RUSSELL, JOHN (18581931)

painter
was the son of John Russell, ironfounder, and a nephew ofSir Peter Nicol Russell(q.v.). He was born at Darlinghurst, Sydney, in 1858, and after his father's death went to Paris about 1880 to study painting. He was a man of means and having married a beautiful Italian, Mariana Antoinetta Matiocco, he settled at Belle-Isle off the coast of Brittany. He had met Vincent Van Gogh in Paris and formed a friendship with him, and Monet often worked with him at Belle-Isle and influenced his style, though it has been said that Monet preferred some of Russell's Belle-Isle seascapes to his own.

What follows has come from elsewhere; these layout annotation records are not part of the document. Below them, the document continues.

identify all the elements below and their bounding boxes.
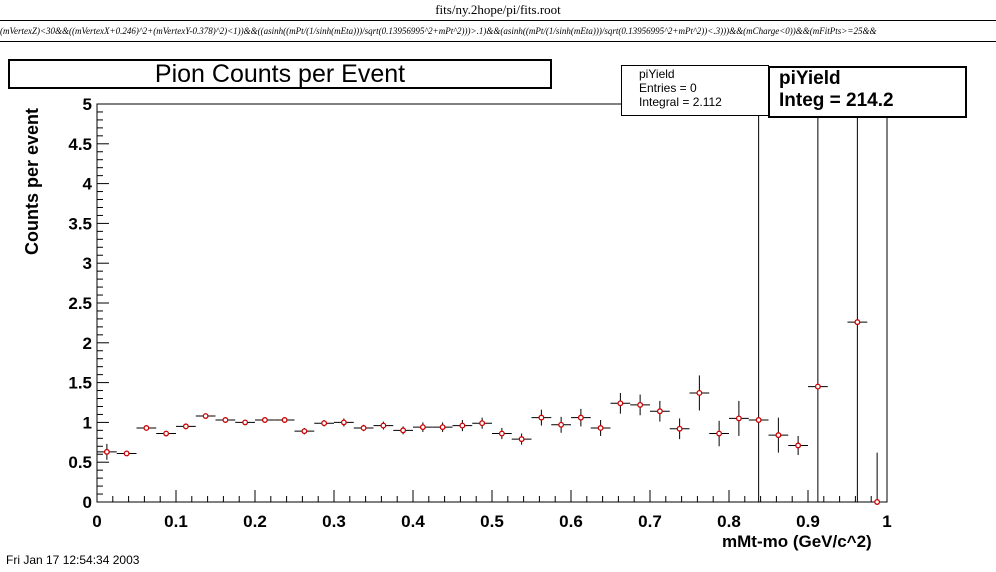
chart-title: Pion Counts per Event (8, 59, 552, 89)
stats-name: piYield (639, 67, 675, 81)
data-point (696, 389, 703, 396)
data-point (775, 432, 782, 439)
data-point (558, 421, 565, 428)
y-axis-label: Counts per event (22, 107, 42, 255)
data-point (854, 319, 861, 326)
data-point (301, 428, 308, 435)
x-axis-label: mMt-mo (GeV/c^2) (722, 532, 872, 551)
data-point (222, 417, 229, 423)
data-point (617, 400, 624, 407)
data-point (182, 423, 189, 430)
cut-expression: (mVertexZ)<30&&((mVertexX+0.246)^2+(mVer… (0, 21, 996, 42)
data-point (676, 425, 683, 432)
data-point (498, 430, 505, 437)
data-point (242, 419, 249, 426)
data-point (656, 408, 663, 415)
y-tick-label: 1.5 (68, 374, 92, 393)
plot-frame (96, 103, 888, 503)
file-path-title: fits/ny.2hope/pi/fits.root (0, 0, 996, 21)
timestamp: Fri Jan 17 12:54:34 2003 (6, 553, 140, 567)
data-point (735, 415, 742, 422)
y-tick-label: 3 (83, 254, 92, 273)
data-point (479, 420, 486, 427)
data-point (814, 383, 821, 390)
data-point (538, 414, 545, 421)
stats-integral: Integral = 2.112 (639, 95, 722, 109)
y-tick-label: 4.5 (68, 135, 92, 154)
data-point (380, 422, 387, 429)
x-tick-label: 0.4 (401, 512, 425, 531)
x-tick-label: 0.7 (638, 512, 662, 531)
y-tick-label: 0.5 (68, 453, 92, 472)
x-tick-label: 0.8 (717, 512, 741, 531)
y-tick-label: 3.5 (68, 214, 92, 233)
data-point (400, 427, 407, 434)
data-point (518, 436, 525, 443)
data-point (716, 430, 723, 437)
data-point (439, 424, 446, 431)
data-point (795, 442, 802, 449)
data-point (597, 425, 604, 431)
data-point (143, 425, 150, 431)
x-tick-label: 0.5 (480, 512, 504, 531)
y-tick-label: 1 (83, 413, 92, 432)
x-tick-label: 0.9 (796, 512, 820, 531)
data-point (123, 450, 130, 457)
data-point (261, 417, 268, 423)
x-tick-label: 0.6 (559, 512, 583, 531)
y-tick-label: 5 (83, 95, 92, 114)
data-point (419, 424, 426, 431)
data-point (874, 499, 881, 505)
data-point (163, 430, 170, 437)
data-point (340, 419, 347, 426)
data-point (103, 448, 110, 455)
y-tick-label: 4 (83, 175, 93, 194)
x-tick-label: 0.1 (164, 512, 188, 531)
data-point (577, 414, 584, 421)
y-tick-label: 2 (83, 334, 92, 353)
stats-box: piYield Entries = 0 Integral = 2.112 (621, 65, 769, 116)
data-point (755, 417, 762, 423)
x-tick-label: 1 (882, 512, 891, 531)
y-tick-label: 0 (83, 493, 92, 512)
stats-entries: Entries = 0 (639, 81, 697, 95)
x-tick-label: 0.3 (322, 512, 346, 531)
x-tick-label: 0 (92, 512, 101, 531)
data-point (202, 413, 209, 419)
data-point (321, 420, 328, 427)
yield-name: piYield (779, 68, 841, 89)
data-point (360, 425, 367, 431)
data-point (459, 422, 466, 429)
data-point (637, 401, 644, 408)
data-point (281, 417, 288, 423)
y-tick-label: 2.5 (68, 294, 92, 313)
yield-box: piYield Integ = 214.2 (768, 66, 967, 118)
x-tick-label: 0.2 (243, 512, 267, 531)
yield-integ: Integ = 214.2 (779, 90, 894, 111)
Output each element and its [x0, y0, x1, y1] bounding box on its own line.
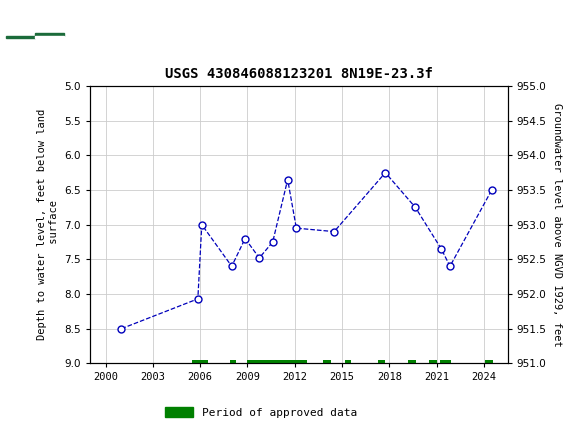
Bar — [230, 360, 235, 367]
Bar — [193, 360, 208, 367]
Bar — [6, 34, 35, 36]
Bar — [485, 360, 494, 367]
Text: USGS: USGS — [71, 12, 126, 29]
Bar — [378, 360, 385, 367]
Text: X: X — [30, 14, 39, 27]
Bar — [429, 360, 437, 367]
Bar — [440, 360, 451, 367]
Bar — [35, 36, 64, 37]
Bar — [6, 36, 35, 37]
Y-axis label: Groundwater level above NGVD 1929, feet: Groundwater level above NGVD 1929, feet — [552, 103, 562, 347]
Legend: Period of approved data: Period of approved data — [161, 403, 361, 422]
Bar — [345, 360, 351, 367]
Bar — [248, 360, 307, 367]
Bar — [323, 360, 331, 367]
Title: USGS 430846088123201 8N19E-23.3f: USGS 430846088123201 8N19E-23.3f — [165, 67, 433, 81]
Bar — [35, 34, 64, 36]
Y-axis label: Depth to water level, feet below land
 surface: Depth to water level, feet below land su… — [37, 109, 59, 340]
Bar — [408, 360, 416, 367]
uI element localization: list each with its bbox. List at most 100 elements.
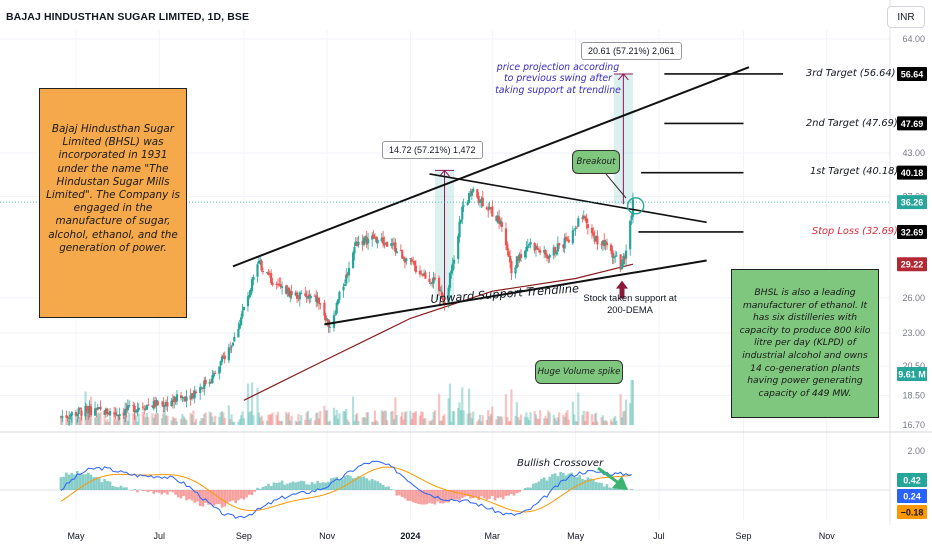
candle-body: [200, 387, 203, 389]
volume-bar: [510, 389, 513, 425]
stop-loss-label: Stop Loss (32.69): [812, 226, 898, 237]
candle-body: [192, 392, 195, 398]
candle-body: [316, 298, 319, 303]
macd-histogram-bar: [608, 487, 612, 490]
macd-histogram-bar: [359, 477, 363, 490]
volume-bar: [592, 421, 595, 425]
measure-label-2: 20.61 (57.21%) 2,061: [581, 42, 682, 60]
macd-histogram-bar: [141, 490, 145, 491]
candle-body: [585, 217, 588, 223]
candle-body: [345, 274, 348, 284]
volume-bar: [289, 420, 292, 425]
candle-body: [305, 296, 308, 298]
macd-histogram-bar: [204, 490, 207, 504]
breakout-callout: Breakout: [572, 150, 620, 174]
macd-histogram-bar: [179, 490, 183, 499]
macd-histogram-bar: [201, 490, 205, 507]
candle-body: [338, 291, 341, 300]
macd-histogram-bar: [512, 490, 516, 496]
price-tick: 16.70: [902, 420, 925, 430]
volume-bar: [536, 418, 539, 425]
projection-note: price projection according to previous s…: [495, 62, 621, 96]
candle-body: [65, 415, 68, 418]
volume-bar: [144, 417, 147, 425]
candle-body: [223, 355, 226, 360]
price-tag-text: 32.69: [901, 227, 924, 237]
candle-body: [592, 232, 595, 236]
macd-histogram-bar: [441, 490, 445, 504]
volume-bar: [240, 415, 243, 425]
macd-histogram-bar: [253, 490, 257, 492]
candle-body: [386, 241, 389, 247]
volume-bar: [334, 415, 337, 425]
volume-bar: [442, 415, 445, 425]
volume-bar: [107, 421, 110, 425]
candle-body: [298, 292, 301, 300]
volume-bar: [347, 421, 351, 425]
volume-bar: [211, 416, 214, 425]
volume-bar: [137, 413, 140, 425]
volume-bar: [609, 419, 613, 425]
macd-histogram-bar: [480, 490, 483, 497]
volume-bar: [586, 411, 589, 425]
volume-bar: [313, 420, 316, 425]
candle-body: [447, 287, 450, 304]
macd-histogram-bar: [466, 490, 470, 496]
macd-histogram-bar: [548, 476, 551, 490]
volume-bar: [518, 419, 521, 425]
macd-histogram-bar: [95, 476, 98, 490]
volume-bar: [439, 420, 442, 425]
candle-body: [437, 277, 441, 291]
candle-body: [499, 220, 502, 225]
macd-histogram-bar: [583, 479, 587, 490]
macd-histogram-bar: [458, 490, 461, 501]
candle-body: [332, 315, 336, 328]
volume-bar: [630, 380, 633, 425]
price-tick: 26.00: [902, 293, 925, 303]
macd-histogram-bar: [581, 478, 584, 490]
candle-body: [144, 409, 147, 410]
volume-bar: [219, 412, 222, 425]
macd-histogram-bar: [310, 482, 314, 490]
candle-body: [335, 302, 338, 314]
macd-histogram-bar: [133, 489, 136, 490]
volume-bar: [614, 416, 617, 425]
volume-bar: [200, 418, 203, 425]
macd-histogram-bar: [379, 483, 382, 490]
candle-body: [308, 294, 311, 297]
macd-histogram-bar: [160, 490, 164, 495]
candle-body: [466, 201, 469, 205]
volume-bar: [192, 410, 195, 425]
target-2-label: 2nd Target (47.69): [806, 118, 898, 129]
candle-body: [99, 406, 102, 410]
candle-body: [620, 263, 624, 270]
candle-body: [529, 241, 532, 245]
macd-histogram-bar: [70, 472, 74, 490]
macd-histogram-bar: [305, 484, 308, 490]
volume-bar: [125, 415, 128, 425]
volume-bar: [362, 416, 366, 425]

Van Gogh also spoke highly of his work, but Russell did not attempt to make his pictures known. His daughter, Madame Jeanne Jouve, known in Paris as a singer, has stated that he offered a collection of work by himself and other members of the Impressionist movement to an Australian gallery, but lack of sympathy in Australia resulted in nothing being done. Russell returned to Sydney about 1920 or later and died there in 1931. He was a friend of Rodin and Fremiet, and his wife's beauty is immortalized in Rodin's "Minerve sans Casque" and Fremiet's "Joan of Arc". Five of Russell's sons served in France during the 1914-18 war. His portrait of Van Gogh, painted about 1886-7, was at the Gemeenti museum at Amsterdam in 1938. Two water-colours and a small oil painting are in the national gallery at Melbourne, and there is a drawing in the Adelaide collection.
L'Amour de L'Art, September 1938;The Burlington Magazine, September 1938;The Herald, Melbourne, 15 April 1939;Bulletin of the National Gallery of South Australia, December 1939; W. Moore,The Story of Australian Art; R. H. Croll,Tom Roberts, p. 10.